Edward Snowden, patriot

President Obama’s news conference on Aug 9 was weird...

Binyamin Appelbaum, an economics reporter for the New York Times, summed it up sharply on Twitter: “Obama is really mad at Edward Snowden for forcing us patriots to have this critically important conversation.”
National Security Agency whistleblower Edward Snowden is pictured during an interview with the Guardian in his hotel room in Hong Kong June 9, 2013. (REUTERS/Ewen MacAskill/The Guardian)
National Security Agency whistleblower Edward Snowden is pictured during an interview with the Guardian in his hotel room in Hong Kong on June 9, 2013. (Ewen MacAskill/The Guardian via Reuters)
Obama began the news conference by announcing a series of reforms meant to increase the transparency of, and the constraints on, the National Security Agency’s surveillance programs. They included reforms to Section 215 of the Patriot Act, which enables the collection of telephone metadata; changes to the powerful surveillance courts to ensure ”that the government’s position is challenged by an adversary”; declassification of key NSA documents; and the formation of “a high-level group of outside experts to review our entire intelligence and communications technologies.”
“What makes us different from other countries is not simply our ability to secure our nation,” Obama said. “It’s the way we do it, with open debate and democratic process.”
If that’s so, then Edward Snowden should be hailed as a hero. There’s simply no doubt that his leaks led to more open debate and more democratic process than would’ve existed otherwise.Obama reluctantly admitted as much. “There’s no doubt that Mr. Snowden’s leaks triggered a much more rapid and passionate response than would have been the case if I had simply appointed this review board,” he said, though he also argued that absent Snowden, “we would have gotten to the same place, and we would have done so without putting at risk our national security and some very vital ways that we are able to get intelligence that we need to secure the country.”
As Tim Lee writes, this is dubious at best. Prior to Snowden’s remarks, there was little public debate — in part because the federal government was preventing it.
When Sen.
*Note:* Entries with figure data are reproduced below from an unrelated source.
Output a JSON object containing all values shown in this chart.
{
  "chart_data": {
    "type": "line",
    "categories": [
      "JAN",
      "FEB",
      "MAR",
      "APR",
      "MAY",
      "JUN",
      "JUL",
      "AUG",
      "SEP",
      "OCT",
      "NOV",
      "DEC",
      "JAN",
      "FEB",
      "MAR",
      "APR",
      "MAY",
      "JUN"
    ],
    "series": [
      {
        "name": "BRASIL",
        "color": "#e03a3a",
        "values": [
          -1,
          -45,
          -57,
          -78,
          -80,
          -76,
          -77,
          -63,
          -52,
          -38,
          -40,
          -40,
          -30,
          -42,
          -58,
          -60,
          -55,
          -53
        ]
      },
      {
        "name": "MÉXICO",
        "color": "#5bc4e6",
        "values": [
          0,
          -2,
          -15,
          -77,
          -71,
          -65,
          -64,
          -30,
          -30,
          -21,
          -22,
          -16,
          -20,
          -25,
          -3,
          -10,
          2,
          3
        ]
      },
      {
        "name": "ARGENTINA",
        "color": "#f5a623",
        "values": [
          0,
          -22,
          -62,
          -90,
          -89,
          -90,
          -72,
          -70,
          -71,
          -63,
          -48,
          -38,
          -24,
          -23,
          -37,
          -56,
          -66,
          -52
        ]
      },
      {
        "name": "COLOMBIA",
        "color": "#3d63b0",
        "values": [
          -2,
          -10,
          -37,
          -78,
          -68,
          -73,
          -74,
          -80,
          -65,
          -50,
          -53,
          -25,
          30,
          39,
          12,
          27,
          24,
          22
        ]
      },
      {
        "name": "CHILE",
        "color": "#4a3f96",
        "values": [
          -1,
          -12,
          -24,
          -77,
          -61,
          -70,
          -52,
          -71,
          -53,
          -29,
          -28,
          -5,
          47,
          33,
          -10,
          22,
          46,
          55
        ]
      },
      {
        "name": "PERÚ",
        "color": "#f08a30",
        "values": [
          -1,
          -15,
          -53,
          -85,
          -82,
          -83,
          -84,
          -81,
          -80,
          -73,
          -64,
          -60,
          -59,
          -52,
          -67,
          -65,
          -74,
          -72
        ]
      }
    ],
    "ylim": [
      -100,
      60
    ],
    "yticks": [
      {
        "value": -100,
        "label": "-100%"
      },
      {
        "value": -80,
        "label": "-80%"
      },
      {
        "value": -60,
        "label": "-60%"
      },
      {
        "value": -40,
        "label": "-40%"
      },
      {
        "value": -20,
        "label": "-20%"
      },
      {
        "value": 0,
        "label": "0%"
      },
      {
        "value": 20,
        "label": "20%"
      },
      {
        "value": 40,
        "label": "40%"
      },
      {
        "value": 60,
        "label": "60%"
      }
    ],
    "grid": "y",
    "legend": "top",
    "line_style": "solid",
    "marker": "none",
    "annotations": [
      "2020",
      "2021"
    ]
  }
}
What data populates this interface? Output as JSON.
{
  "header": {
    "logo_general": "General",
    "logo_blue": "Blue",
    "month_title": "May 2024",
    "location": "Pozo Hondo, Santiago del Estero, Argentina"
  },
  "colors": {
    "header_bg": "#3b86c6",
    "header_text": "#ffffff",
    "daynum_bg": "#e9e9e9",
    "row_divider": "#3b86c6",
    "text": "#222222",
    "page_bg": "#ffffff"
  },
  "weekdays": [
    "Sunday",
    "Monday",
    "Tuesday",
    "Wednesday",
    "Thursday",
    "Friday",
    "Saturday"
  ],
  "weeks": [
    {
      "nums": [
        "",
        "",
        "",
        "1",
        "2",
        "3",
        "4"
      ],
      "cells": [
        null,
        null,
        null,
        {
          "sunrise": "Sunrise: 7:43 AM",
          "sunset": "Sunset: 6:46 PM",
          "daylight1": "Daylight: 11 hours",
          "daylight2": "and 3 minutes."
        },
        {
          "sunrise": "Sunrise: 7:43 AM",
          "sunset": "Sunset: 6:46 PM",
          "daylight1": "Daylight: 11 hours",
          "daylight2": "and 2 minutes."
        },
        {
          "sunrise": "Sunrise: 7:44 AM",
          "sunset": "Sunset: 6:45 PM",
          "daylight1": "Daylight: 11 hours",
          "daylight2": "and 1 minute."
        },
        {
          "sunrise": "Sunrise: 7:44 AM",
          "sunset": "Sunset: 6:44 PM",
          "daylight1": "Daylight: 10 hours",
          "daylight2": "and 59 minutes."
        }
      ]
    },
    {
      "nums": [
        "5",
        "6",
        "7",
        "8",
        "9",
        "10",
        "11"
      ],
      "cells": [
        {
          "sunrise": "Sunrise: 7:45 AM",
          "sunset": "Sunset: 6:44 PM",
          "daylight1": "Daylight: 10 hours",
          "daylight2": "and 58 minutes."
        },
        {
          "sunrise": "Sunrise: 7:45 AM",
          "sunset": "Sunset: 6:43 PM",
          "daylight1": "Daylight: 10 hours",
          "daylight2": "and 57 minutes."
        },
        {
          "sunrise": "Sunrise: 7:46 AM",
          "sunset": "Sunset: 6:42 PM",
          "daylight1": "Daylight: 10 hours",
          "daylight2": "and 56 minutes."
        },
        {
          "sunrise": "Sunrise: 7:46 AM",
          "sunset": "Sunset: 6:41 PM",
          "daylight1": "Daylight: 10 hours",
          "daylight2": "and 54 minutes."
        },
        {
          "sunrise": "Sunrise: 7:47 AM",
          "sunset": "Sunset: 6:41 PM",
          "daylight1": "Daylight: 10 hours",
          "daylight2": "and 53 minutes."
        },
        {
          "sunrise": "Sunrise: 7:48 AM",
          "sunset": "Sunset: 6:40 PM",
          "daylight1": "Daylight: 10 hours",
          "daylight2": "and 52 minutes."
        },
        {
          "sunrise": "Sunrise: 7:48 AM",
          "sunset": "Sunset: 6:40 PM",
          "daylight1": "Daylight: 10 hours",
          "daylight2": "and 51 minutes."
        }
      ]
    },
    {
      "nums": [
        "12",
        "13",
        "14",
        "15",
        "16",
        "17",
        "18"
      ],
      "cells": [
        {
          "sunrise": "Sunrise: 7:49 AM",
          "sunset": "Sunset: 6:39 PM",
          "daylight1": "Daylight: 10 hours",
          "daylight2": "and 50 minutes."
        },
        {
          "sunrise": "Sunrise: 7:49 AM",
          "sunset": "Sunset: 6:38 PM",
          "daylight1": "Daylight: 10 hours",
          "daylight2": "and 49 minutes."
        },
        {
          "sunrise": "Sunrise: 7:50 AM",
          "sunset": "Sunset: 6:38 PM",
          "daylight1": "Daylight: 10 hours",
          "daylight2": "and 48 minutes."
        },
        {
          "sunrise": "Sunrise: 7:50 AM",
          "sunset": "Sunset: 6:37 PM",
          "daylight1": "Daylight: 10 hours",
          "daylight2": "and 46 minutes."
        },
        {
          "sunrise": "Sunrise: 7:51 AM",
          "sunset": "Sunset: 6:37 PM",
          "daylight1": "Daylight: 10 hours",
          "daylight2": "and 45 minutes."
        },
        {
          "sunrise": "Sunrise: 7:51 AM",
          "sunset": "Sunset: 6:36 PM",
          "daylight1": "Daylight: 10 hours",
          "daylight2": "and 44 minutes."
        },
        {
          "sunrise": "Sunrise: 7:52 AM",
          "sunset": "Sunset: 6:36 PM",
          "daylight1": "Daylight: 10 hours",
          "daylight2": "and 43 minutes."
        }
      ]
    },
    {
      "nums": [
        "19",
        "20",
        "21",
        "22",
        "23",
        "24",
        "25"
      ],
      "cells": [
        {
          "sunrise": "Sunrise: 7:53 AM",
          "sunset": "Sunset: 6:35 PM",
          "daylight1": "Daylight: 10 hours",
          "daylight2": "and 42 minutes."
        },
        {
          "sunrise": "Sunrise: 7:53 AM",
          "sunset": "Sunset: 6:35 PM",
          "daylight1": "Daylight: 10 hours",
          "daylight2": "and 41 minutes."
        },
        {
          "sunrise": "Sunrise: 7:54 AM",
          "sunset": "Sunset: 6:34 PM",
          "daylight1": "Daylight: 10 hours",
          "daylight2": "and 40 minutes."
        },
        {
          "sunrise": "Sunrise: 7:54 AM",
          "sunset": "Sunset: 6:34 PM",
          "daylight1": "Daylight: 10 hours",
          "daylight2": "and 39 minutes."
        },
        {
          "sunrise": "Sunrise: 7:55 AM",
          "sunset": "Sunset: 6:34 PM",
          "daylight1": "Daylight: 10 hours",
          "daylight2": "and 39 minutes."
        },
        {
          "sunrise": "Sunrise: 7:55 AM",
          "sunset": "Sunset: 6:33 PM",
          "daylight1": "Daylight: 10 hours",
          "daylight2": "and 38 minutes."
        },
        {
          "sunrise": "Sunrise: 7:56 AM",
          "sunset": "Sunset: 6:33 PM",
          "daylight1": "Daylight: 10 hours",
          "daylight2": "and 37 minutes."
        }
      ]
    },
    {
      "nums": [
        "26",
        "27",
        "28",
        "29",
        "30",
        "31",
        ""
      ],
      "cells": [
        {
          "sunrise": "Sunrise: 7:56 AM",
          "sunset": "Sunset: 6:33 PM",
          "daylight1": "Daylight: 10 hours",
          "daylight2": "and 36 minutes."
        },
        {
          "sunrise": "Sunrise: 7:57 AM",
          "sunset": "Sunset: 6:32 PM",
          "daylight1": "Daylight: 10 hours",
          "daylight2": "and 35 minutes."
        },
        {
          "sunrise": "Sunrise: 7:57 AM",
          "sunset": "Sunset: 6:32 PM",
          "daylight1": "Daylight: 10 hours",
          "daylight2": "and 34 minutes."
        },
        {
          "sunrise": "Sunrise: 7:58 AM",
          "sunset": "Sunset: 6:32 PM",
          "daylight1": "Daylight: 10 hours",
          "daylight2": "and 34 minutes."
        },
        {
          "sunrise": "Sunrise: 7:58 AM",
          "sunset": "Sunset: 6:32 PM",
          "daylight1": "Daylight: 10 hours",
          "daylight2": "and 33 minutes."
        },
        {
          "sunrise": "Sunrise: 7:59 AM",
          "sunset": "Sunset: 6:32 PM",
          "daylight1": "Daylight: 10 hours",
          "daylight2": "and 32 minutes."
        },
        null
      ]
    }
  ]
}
Ron Wyden (D-Ore.) asked for a “ballpark figure” of the number of Americans whose information was being collected by the NSA last year, the agency refused to give the senator any information, arguing that doing so would violate the privacy of those whose information was collected.
In March, at a Congressional hearing, Director of National Intelligence James Clapper answered “no sir” when Wyden asked whether the NSA had collected “any type of data at all on millions of Americans.” We now know his statement was incorrect.
That was the state of the debate prior to Snowden: The Director of National Intelligence went before Congress, was given an opportunity to give the American people a clear and balanced picture on some of these programs, and basically lied. And no one from the Obama administration came out that day, or the next day, or the next week, to correct the record. It was only after Snowden’s leak that Clapper apologized.
Obama allowed that “those who have lawfully raised their voices on behalf of privacy and civil liberties are also patriots who love our country and want it to live up to our highest ideals.” But most all of those people would say Snowden strengthened their hand immeasurably.
Obama’s frustration with Snowden is that he interrupted what could have been “a lawful, orderly examination of these laws; a thoughtful, fact-based debate.” The White House believes Snowden’s leaks — and the drip-drip-drip way the Guardian released them — left the public misinformed. And at times, that’s certainly true. The initial reports on PRISM, for instance, clearly suggested that the program was wider in scopethan it actually is.
But the White House could have led that thoughtful, fact-based debate, and despite Obama’s protestations to the contrary, they didn’t. They prevented it. If this conversation, and these reforms, are as positive for the country as Obama says they are, then it’s hard to escape the conclusion that Snowden did the country a real service — even if the White House can’t abide crediting him with it.